Calvin contra Caterpillars
"Many things which are now seen in the world are rather
corruptions of it than any part of its proper furniture. For ever since man
declined from his high original, it became necessary that the world should
gradually degenerate from its nature." So wrote Calvin in his commentary on
Genesis 2, with reference to the contrast between the world as it was
originally created and the world as it became in consequence of man's rebellion
against his Creator.
Rather curiously, Calvin seems to suggest, immediately on
the heels of this comment, that certain features of post-fall reality are not
so much corruptions of some original
good, but post-Fall creatures per se.
Calvin suggests, in other words, that certain entities originated after the
fall to serve the solitary end of aggravating man for his sinful rebellion. "Truly
these things were made by God, but by God as an avenger." Included in this
category are "fleas, caterpillars, and other noxious insects." Calvin doesn't
really develop the point, but perhaps his inclination to view certain creatures
as purely post-fall divine productions stemmed from uncertainty on his part about
what positive role such pests might
have performed in the pre-fallen, perfect world of Eden.
I'm always reluctant to disagree with Calvin, but I do
question how theologically responsible it is to give evil the power, as it
were, to introduce new animal species into the world. More pressing, however,
is the question of why Calvin would have included "caterpillars" in the dubious
category of "noxious" creatures of a post-fall origin serving the solitary
purpose of inflicting misery on man for his defection. Caterpillars? Really? Granted
that caterpillars can inflict some agricultural damage (or so Wikipedia tells
me), surely they have enough redeeming features to merit their inclusion in
that original creation which received God's stamp of approval as "very good"
(Gen. 1.31). Caterpillars -- or at least certain kinds of caterpillars -- give us
silk, right? Silk is good. And, regardless of their productivity, they're so
clearly fantastic in the truest sense
of the word. Five pair of legs. Three pair of eyes.
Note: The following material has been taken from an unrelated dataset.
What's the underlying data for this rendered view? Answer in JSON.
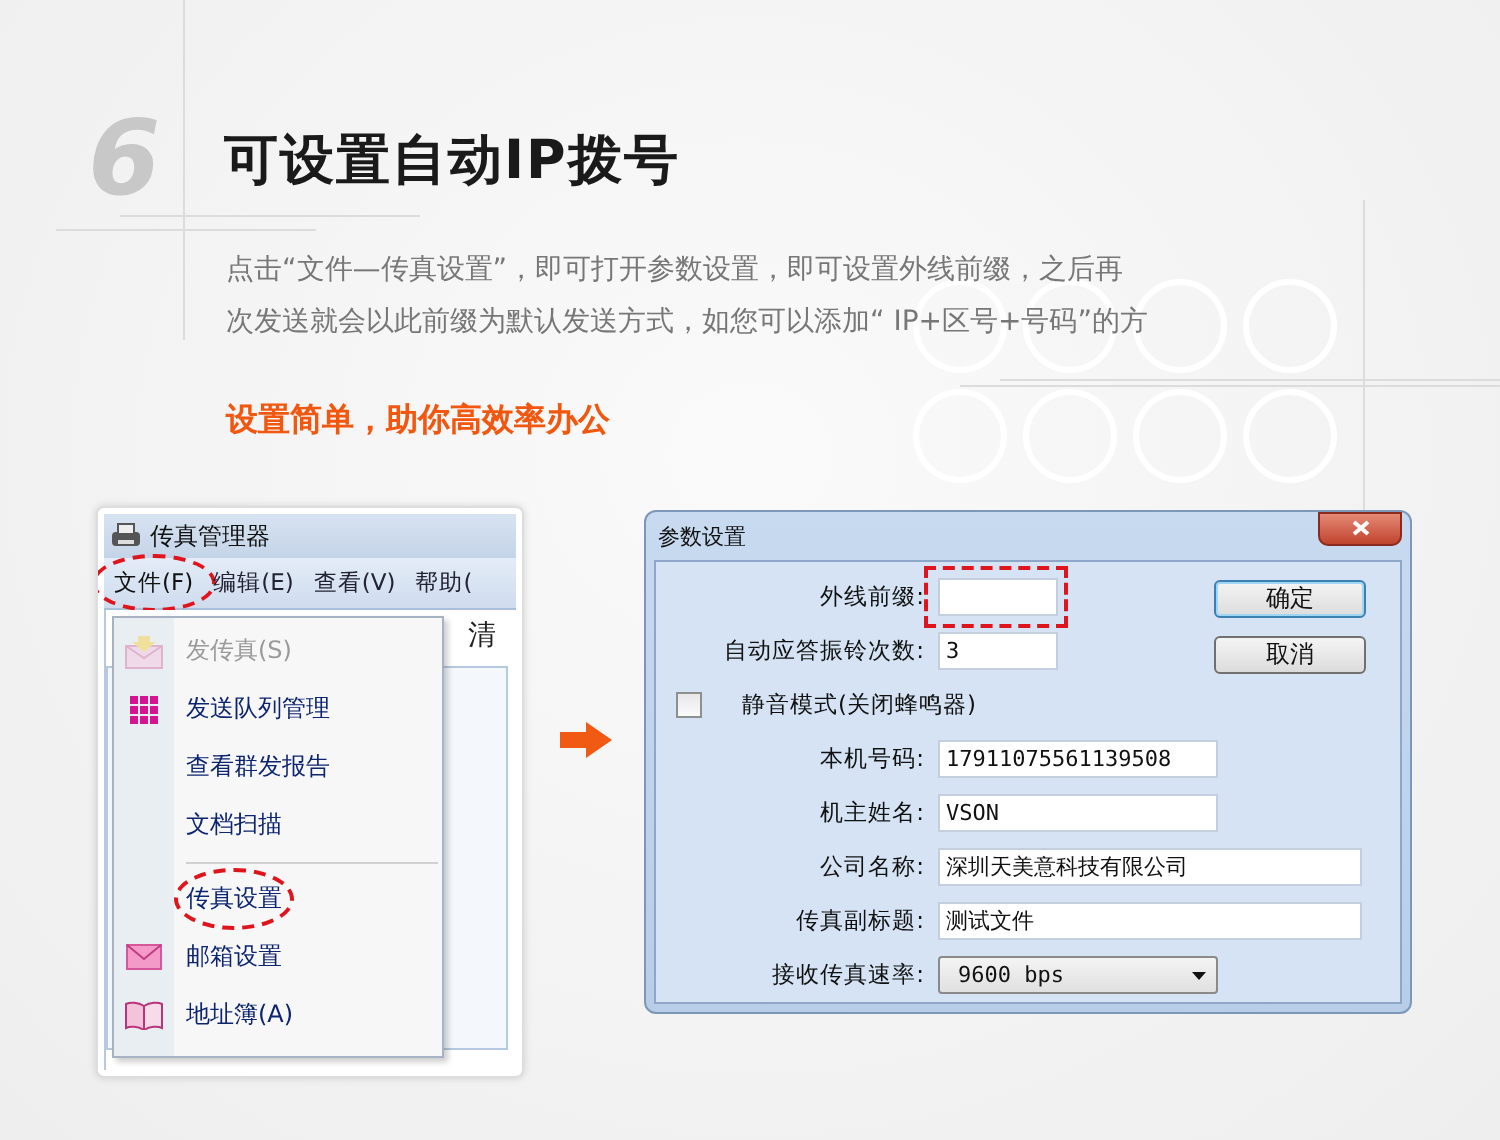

A variety of rather
marvelous color schemes and appearances. And, best of all, they tuck themselves
away into mid-life cocoons and become moths or butterflies. I have trouble
imagining an Eden without creatures
as cool as that.
So why Calvin's distaste for caterpillars -- to the point of
relegating them to post-creation creaturely status? Several possibilities
present themselves. One is that Calvin really was the hater of beauty he's so often
depicted as. Perhaps his cold, calculating heart -- a heart two sizes too small, by
all spurious accounts -- simply had no room in it for creatures as magical as
caterpillars/butterflies. The problem with this theory is that Calvin, in his
writings, expressed considerable appreciation for beauty -- both as discovered in
the natural world and as produced by human art -- and the pleasure which beauty
properly affords human beings.
Maybe Calvin's sentiment towards caterpillars is a
reflection of some disturbing childhood or adolescent event that he endured. An
image of Calvin as an awkward fifteen year old student at the Collège de Montaigu springs to mind, the
future Reformer lying with arms pinned to the ground while senior students take
turns placing caterpillars on his pimple-covered face, in his ears, up his nose, etc. Surely
there's fertile ground for the psycho-historians here.
Or maybe Calvin's point was a more subtle, theological one.
Maybe he protested the presence of caterpillars pre-Fall because he recognized
the transformation of a caterpillar into a butterfly as a naturally occurring type
of human death and resurrection/glorification. Maybe Calvin's real objection, then,
was to the existence of prophetic pictures of death and resurrection prior to
the Fall, that event which introduced death as such into human experience. Why
speak prophetically, even in typological form, about death's ultimate defeat in
resurrection before death itself, the fruit of sin, exists?
Or maybe Calvin never actually said a negative word about
caterpillars at all.
Rather anticlimactically, this last option turns out to be the
most likely. The Latin term translated as 'caterpillar' in Calvin's commentary
is actually bruchus, which in early
modern times indicated a kind of wingless locust -- something which today might be
classified as a weevil or beetle. The Reformer, it turns out, never spoke
critically or spitefully -- at least to our knowledge -- about actual campae (caterpillars).
I'm still not convinced that any species of creature --
wingless locust, weevil, beetle, or otherwise -- came into existence subsequent
to creation per se, but I am considerably relieved to know that Calvin didn't
despise caterpillars. Calvin has always struck me as the kind of man that, upon
seeing a caterpillar or its butter-flying counterpart, would have paused to appreciate
the same, and to have praised God for his profound wisdom and creativity in
conceiving such a creature. I'm happy for that image of Calvin to prevail, at
least in my own mind.
Aaron Clay Denlinger is professor of church history and historical theology at Reformation Bible College in Sanford, Florida.